К а р л Л а н г у т. 7 числа в 15 часов фельдфебель доложил, что правый фланг казармы горит... Я с Мозербахом туда пошел и увидел, что третий этаж горит. Я пошел в барак военнопленных, который также горел, и мы вместе с переводчиком гнали людей сверху вниз. Понятно, что 18 тысяч человек не могли сразу сойти вниз. Люди с первого и второго этажей стояли на лестнице и загораживали собой выход для пленных, размещавшихся на третьем этаже. Погода была очень плохая, никто из военнопленных не хотел выходить на улицу, в силу чего выход военнопленных из казарм продолжался очень долго. Таким образом, только несколько тысяч военнопленных вышли на улицу...

Белый стоял на крепостном валу, отгороженном от двора двумя рядами колючей проволоки. Снег мягкими хлопьями ложился на рукава немецкой шинели, мокро прилипал к железу и дереву винтовки. Впереди за снежной завесой чернело высокое, как замок, огромное здание - центральное в крепости. Главная казарма, "цитадель", выстроенная по-тюремному, буквой "П", всегда так грузно сидела в центре огромного двора, крыльями своими выгораживая еще один двор, поменьше. А сегодня Белому даже чудилось, что это не снег рябой пеленой опускается, а "цитадель" медленно-медленно отрывается от земли вместе с тянущимся к небу дымом и криком.

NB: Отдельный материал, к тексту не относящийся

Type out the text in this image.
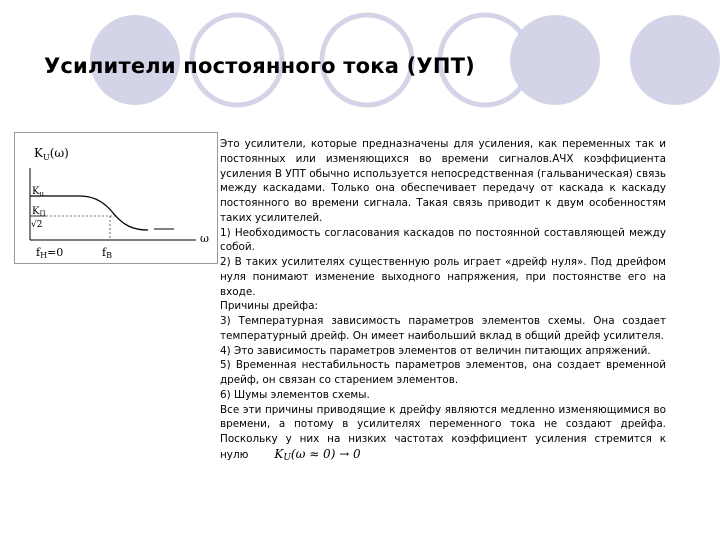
Усилители постоянного тока (УПТ)
$K_U(\omega)$
$K_u$
$K_П$
√2
ω
fH=0	fB

Это усилители, которые предназначены для усиления, как переменных так и постоянных или изменяющихся во времени сигналов.АЧХ коэффициента усиления В УПТ обычно используется непосредственная (гальваническая) связь между каскадами. Только она обеспечивает передачу от каскада к каскаду постоянного во времени сигнала. Такая связь приводит к двум особенностям таких усилителей.

1) Необходимость согласования каскадов по постоянной составляющей между собой.

2) В таких усилителях существенную роль играет «дрейф нуля». Под дрейфом нуля понимают изменение выходного напряжения, при постоянстве его на входе.

Причины дрейфа:

3) Температурная зависимость параметров элементов схемы. Она создает температурный дрейф. Он имеет наибольший вклад в общий дрейф усилителя.

4) Это зависимость параметров элементов от величин питающих апряжений.

5) Временная нестабильность параметров элементов, она создает временной дрейф, он связан со старением элементов.

6) Шумы элементов схемы.

Все эти причины приводящие к дрейфу являются медленно изменяющимися во времени, а потому в усилителях переменного тока не создают дрейфа. Поскольку у них на низких частотах коэффициент усиления стремится к нулю $K_U(\omega \approx 0) \to 0$
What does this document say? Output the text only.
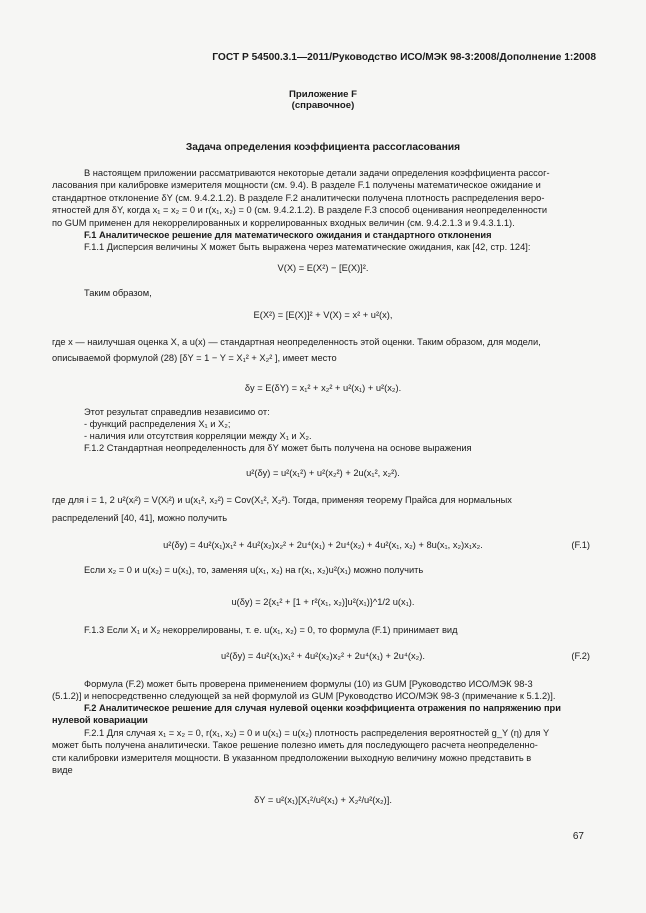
ГОСТ Р 54500.3.1—2011/Руководство ИСО/МЭК 98-3:2008/Дополнение 1:2008
Приложение F
(справочное)
Задача определения коэффициента рассогласования
В настоящем приложении рассматриваются некоторые детали задачи определения коэффициента рассог-
ласования при калибровке измерителя мощности (см. 9.4). В разделе F.1 получены математическое ожидание и
стандартное отклонение δY (см. 9.4.2.1.2). В разделе F.2 аналитически получена плотность распределения веро-
ятностей для δY, когда x₁ = x₂ = 0 и r(x₁, x₂) = 0 (см. 9.4.2.1.2). В разделе F.3 способ оценивания неопределенности
по GUM применен для некоррелированных и коррелированных входных величин (см. 9.4.2.1.3 и 9.4.3.1.1).
F.1 Аналитическое решение для математического ожидания и стандартного отклонения
F.1.1 Дисперсия величины X может быть выражена через математические ожидания, как [42, стр. 124]:
V(X) = E(X²) − [E(X)]².
Таким образом,
E(X²) = [E(X)]² + V(X) = x² + u²(x),
где x — наилучшая оценка X, а u(x) — стандартная неопределенность этой оценки. Таким образом, для модели,
описываемой формулой (28) [δY = 1 − Y = X₁² + X₂² ], имеет место
δy = E(δY) = x₁² + x₂² + u²(x₁) + u²(x₂).
Этот результат справедлив независимо от:
- функций распределения X₁ и X₂;
- наличия или отсутствия корреляции между X₁ и X₂.
F.1.2 Стандартная неопределенность для δY может быть получена на основе выражения
u²(δy) = u²(x₁²) + u²(x₂²) + 2u(x₁², x₂²).
где для i = 1, 2 u²(xᵢ²) = V(Xᵢ²) и u(x₁², x₂²) = Cov(X₁², X₂²). Тогда, применяя теорему Прайса для нормальных
распределений [40, 41], можно получить
u²(δy) = 4u²(x₁)x₁² + 4u²(x₂)x₂² + 2u⁴(x₁) + 2u⁴(x₂) + 4u²(x₁, x₂) + 8u(x₁, x₂)x₁x₂.	(F.1)
Если x₂ = 0 и u(x₂) = u(x₁), то, заменяя u(x₁, x₂) на r(x₁, x₂)u²(x₁) можно получить
u(δy) = 2{x₁² + [1 + r²(x₁, x₂)]u²(x₁)}^1/2 u(x₁).
F.1.3 Если X₁ и X₂ некоррелированы, т. е. u(x₁, x₂) = 0, то формула (F.1) принимает вид
u²(δy) = 4u²(x₁)x₁² + 4u²(x₂)x₂² + 2u⁴(x₁) + 2u⁴(x₂).	(F.2)
Формула (F.2) может быть проверена применением формулы (10) из GUM [Руководство ИСО/МЭК 98-3
(5.1.2)] и непосредственно следующей за ней формулой из GUM [Руководство ИСО/МЭК 98-3 (примечание к 5.1.2)].
F.2 Аналитическое решение для случая нулевой оценки коэффициента отражения по напряжению при
нулевой ковариации
F.2.1 Для случая x₁ = x₂ = 0, r(x₁, x₂) = 0 и u(x₁) = u(x₂) плотность распределения вероятностей g_Y (η) для Y
может быть получена аналитически. Такое решение полезно иметь для последующего расчета неопределенно-
сти калибровки измерителя мощности. В указанном предположении выходную величину можно представить в
виде
δY = u²(x₁)[X₁²/u²(x₁) + X₂²/u²(x₂)].
67
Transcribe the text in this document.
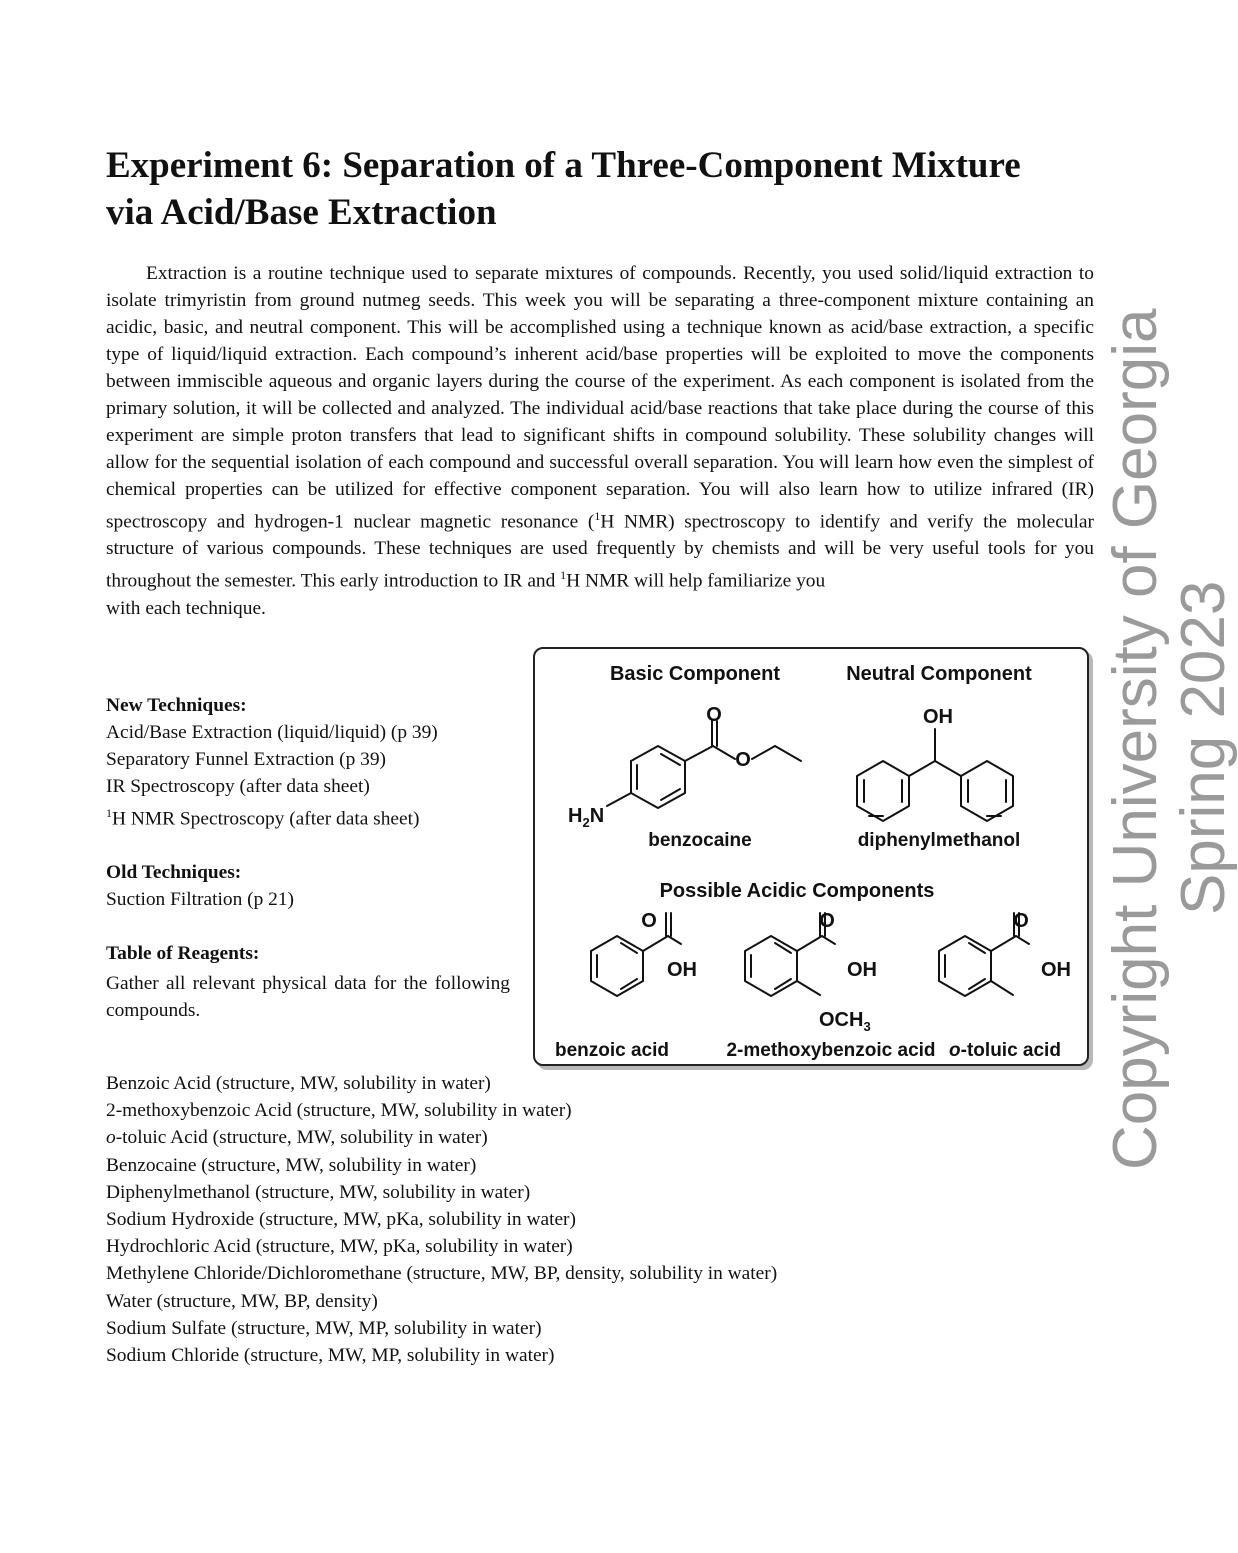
Experiment 6: Separation of a Three-Component Mixture
via Acid/Base Extraction
Extraction is a routine technique used to separate mixtures of compounds. Recently, you used solid/liquid extraction to isolate trimyristin from ground nutmeg seeds. This week you will be separating a three-component mixture containing an acidic, basic, and neutral component. This will be accomplished using a technique known as acid/base extraction, a specific type of liquid/liquid extraction. Each compound’s inherent acid/base properties will be exploited to move the components between immiscible aqueous and organic layers during the course of the experiment. As each component is isolated from the primary solution, it will be collected and analyzed. The individual acid/base reactions that take place during the course of this experiment are simple proton transfers that lead to significant shifts in compound solubility. These solubility changes will allow for the sequential isolation of each compound and successful overall separation. You will learn how even the simplest of chemical properties can be utilized for effective component separation. You will also learn how to utilize infrared (IR) spectroscopy and hydrogen-1 nuclear magnetic resonance ($^1$H NMR) spectroscopy to identify and verify the molecular structure of various compounds. These techniques are used frequently by chemists and will be very useful tools for you throughout the semester. This early introduction to IR and $^1$H NMR will help familiarize you
with each technique.
New Techniques:
Acid/Base Extraction (liquid/liquid) (p 39)
Separatory Funnel Extraction (p 39)
IR Spectroscopy (after data sheet)
$^1$H NMR Spectroscopy (after data sheet)
Old Techniques:
Suction Filtration (p 21)
Table of Reagents:
Gather all relevant physical data for the following compounds.
Benzoic Acid (structure, MW, solubility in water)
2-methoxybenzoic Acid (structure, MW, solubility in water)
o-toluic Acid (structure, MW, solubility in water)
Benzocaine (structure, MW, solubility in water)
Diphenylmethanol (structure, MW, solubility in water)
Sodium Hydroxide (structure, MW, pKa, solubility in water)
Hydrochloric Acid (structure, MW, pKa, solubility in water)
Methylene Chloride/Dichloromethane (structure, MW, BP, density, solubility in water)
Water (structure, MW, BP, density)
Sodium Sulfate (structure, MW, MP, solubility in water)
Sodium Chloride (structure, MW, MP, solubility in water)
Basic Component	Neutral Component
Possible Acidic Components
O
O
$H_2N$
benzocaine
OH
diphenylmethanol
O
OH
benzoic acid
O
OH
$OCH_3$
2-methoxybenzoic acid
O
OH
o-toluic acid Copyright University of Georgia Spring 2023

В этом здании в 1940 году "квартировал" младший лейтенант Николай Белый. В крепости тогда располагались два полка 121-й дивизии: гаубичный и его, Белого, пехотный. Как раз вон там, над котельной, рядом с квадратной трубой, на которой цифра "1925", было его окно. Горит его этаж, уже и на левое крыло здания перебирается пламя, а дым становится все смолистее, чернее, а жуткий человеческий вой все нарастает. Во дворе толпятся пленные, их пока немного, до жути мало их, если знать, сколько остается там, в горящей "цитадели". Из дверей вырываются, выдавливаются еле-еле, а здание такое огромное, а дверей с этой стороны только две!

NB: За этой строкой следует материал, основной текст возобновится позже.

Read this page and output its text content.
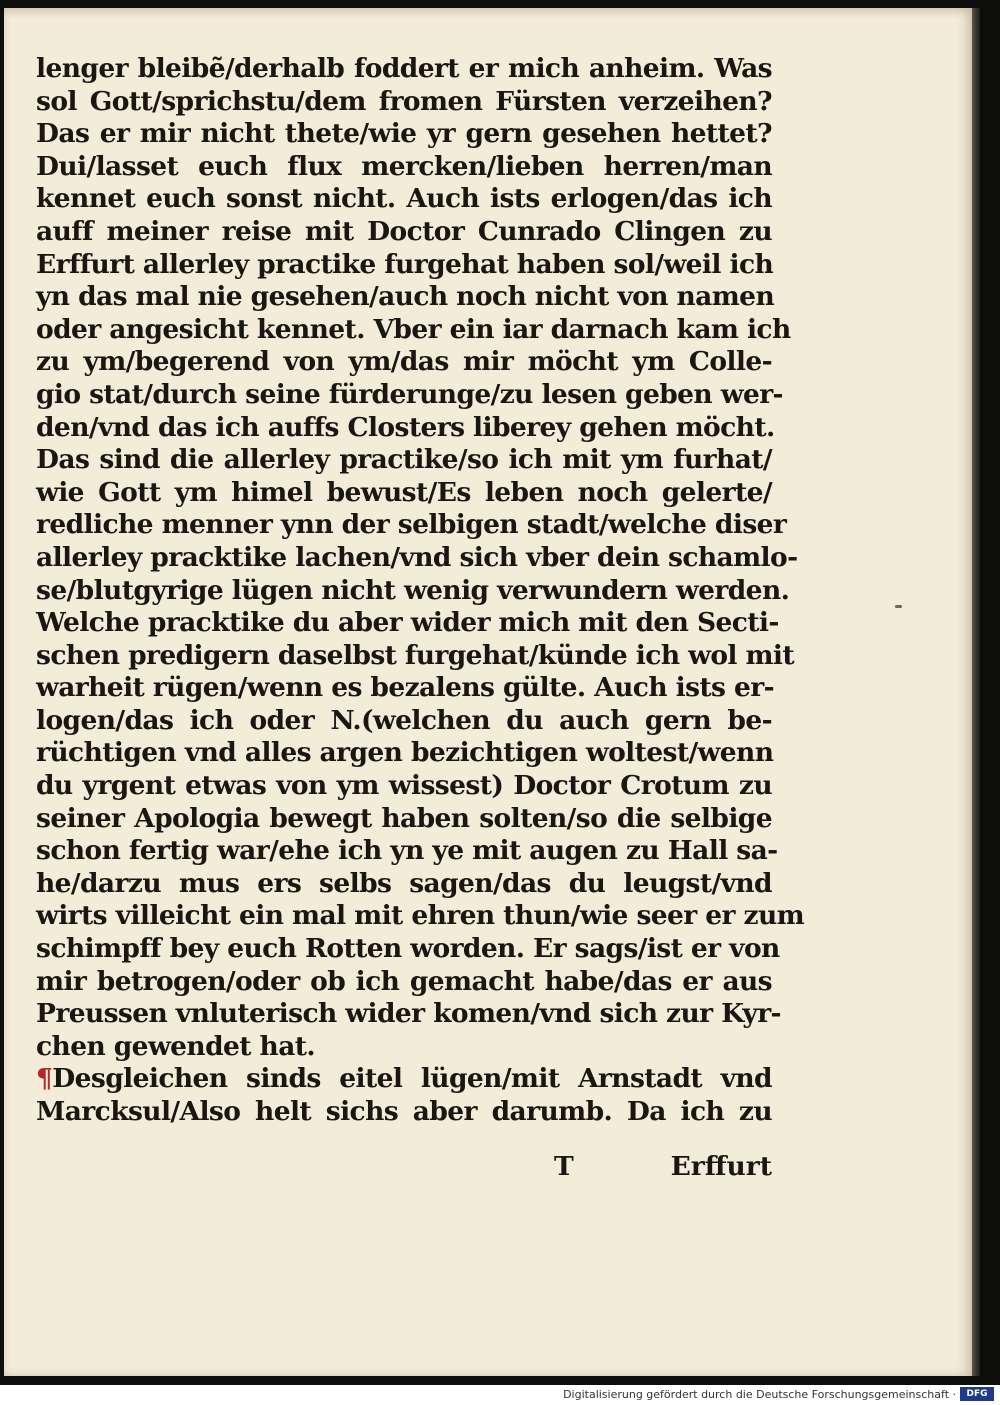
lenger bleibẽ/derhalb foddert er mich anheim. Was
sol Gott/sprichstu/dem fromen Fürsten verzeihen?
Das er mir nicht thete/wie yr gern gesehen hettet?
Dui/lasset euch flux mercken/lieben herren/man
kennet euch sonst nicht. Auch ists erlogen/das ich
auff meiner reise mit Doctor Cunrado Clingen zu
Erffurt allerley practike furgehat haben sol/weil ich
yn das mal nie gesehen/auch noch nicht von namen
oder angesicht kennet. Vber ein iar darnach kam ich
zu ym/begerend von ym/das mir möcht ym Colle-
gio stat/durch seine fürderunge/zu lesen geben wer-
den/vnd das ich auffs Closters liberey gehen möcht.
Das sind die allerley practike/so ich mit ym furhat/
wie Gott ym himel bewust/Es leben noch gelerte/
redliche menner ynn der selbigen stadt/welche diser
allerley pracktike lachen/vnd sich vber dein schamlo-
se/blutgyrige lügen nicht wenig verwundern werden.
Welche pracktike du aber wider mich mit den Secti-
schen predigern daselbst furgehat/künde ich wol mit
warheit rügen/wenn es bezalens gülte. Auch ists er-
logen/das ich oder N.(welchen du auch gern be-
rüchtigen vnd alles argen bezichtigen woltest/wenn
du yrgent etwas von ym wissest) Doctor Crotum zu
seiner Apologia bewegt haben solten/so die selbige
schon fertig war/ehe ich yn ye mit augen zu Hall sa-
he/darzu mus ers selbs sagen/das du leugst/vnd
wirts villeicht ein mal mit ehren thun/wie seer er zum
schimpff bey euch Rotten worden. Er sags/ist er von
mir betrogen/oder ob ich gemacht habe/das er aus
Preussen vnluterisch wider komen/vnd sich zur Kyr-
chen gewendet hat.
¶Desgleichen sinds eitel lügen/mit Arnstadt vnd
Marcksul/Also helt sichs aber darumb. Da ich zu
T	Erffurt
Digitalisierung gefördert durch die Deutsche Forschungsgemeinschaft ·	DFG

Когда военнопленный Николай Белый жил в этом здании, ему доводилось ночевать и на втором, и на третьем этажах, и в том, и в другом крыле... Где он был бы сейчас, если бы не стоял здесь в немецкой шинели, с русской (но теперь тоже немецкой) винтовкой? Где-то и Суров там, если еще жив. Пламя из окон третьего, а справа и второго этажей рвется клубами, черно-красными, жирными, жадно трещит, тошнотно-сладкий близкий запах гонит слюну, выворачивает желудок. А тут еще икает кто-то рядом - толстый, краснощекий немец.

- Краски горят, - упрямо поясняет какой-то идиот в желтоватой "добровольческой" шинели, такой же, как у Белого, - краски немцы сложили для Красного Креста, а коммунисты залезли на чердак и подожгли.

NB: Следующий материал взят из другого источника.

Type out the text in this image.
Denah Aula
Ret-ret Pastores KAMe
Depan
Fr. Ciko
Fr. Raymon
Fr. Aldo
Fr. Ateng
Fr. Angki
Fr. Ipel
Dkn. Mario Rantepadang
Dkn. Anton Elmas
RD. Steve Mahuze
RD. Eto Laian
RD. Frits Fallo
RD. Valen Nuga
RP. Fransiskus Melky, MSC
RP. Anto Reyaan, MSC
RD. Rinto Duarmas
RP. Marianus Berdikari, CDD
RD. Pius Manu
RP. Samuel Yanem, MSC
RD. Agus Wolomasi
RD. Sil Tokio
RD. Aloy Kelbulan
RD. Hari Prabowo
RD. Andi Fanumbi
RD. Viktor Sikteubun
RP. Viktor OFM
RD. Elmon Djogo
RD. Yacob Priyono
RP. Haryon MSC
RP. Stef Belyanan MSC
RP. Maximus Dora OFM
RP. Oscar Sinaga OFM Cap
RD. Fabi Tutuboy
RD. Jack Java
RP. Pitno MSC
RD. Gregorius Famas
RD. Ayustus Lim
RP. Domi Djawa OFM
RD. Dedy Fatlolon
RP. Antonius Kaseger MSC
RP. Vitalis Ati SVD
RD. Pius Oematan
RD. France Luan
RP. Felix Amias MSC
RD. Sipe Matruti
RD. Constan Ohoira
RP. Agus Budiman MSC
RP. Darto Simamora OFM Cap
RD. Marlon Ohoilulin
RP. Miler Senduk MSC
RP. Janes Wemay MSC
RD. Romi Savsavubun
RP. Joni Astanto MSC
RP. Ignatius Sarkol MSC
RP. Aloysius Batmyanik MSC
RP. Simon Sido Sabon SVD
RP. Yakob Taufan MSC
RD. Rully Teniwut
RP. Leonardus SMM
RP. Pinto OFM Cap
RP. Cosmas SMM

- Какие краски, что ты плетешь? - не выдержал Белый.

- А такие, что я видел, как носили. Комиссия Красного Креста приезжает, хотели ремонт "цитадели" делать к новому году...

Смотрит, видит, даже носом втягивает, обоняет страшную правду, а все равно бормочет какую-то чепуху и трусливо ищет поддержки, согласия в глазах тех, что рядом стоят на валу крепости и тоже все видят и знают.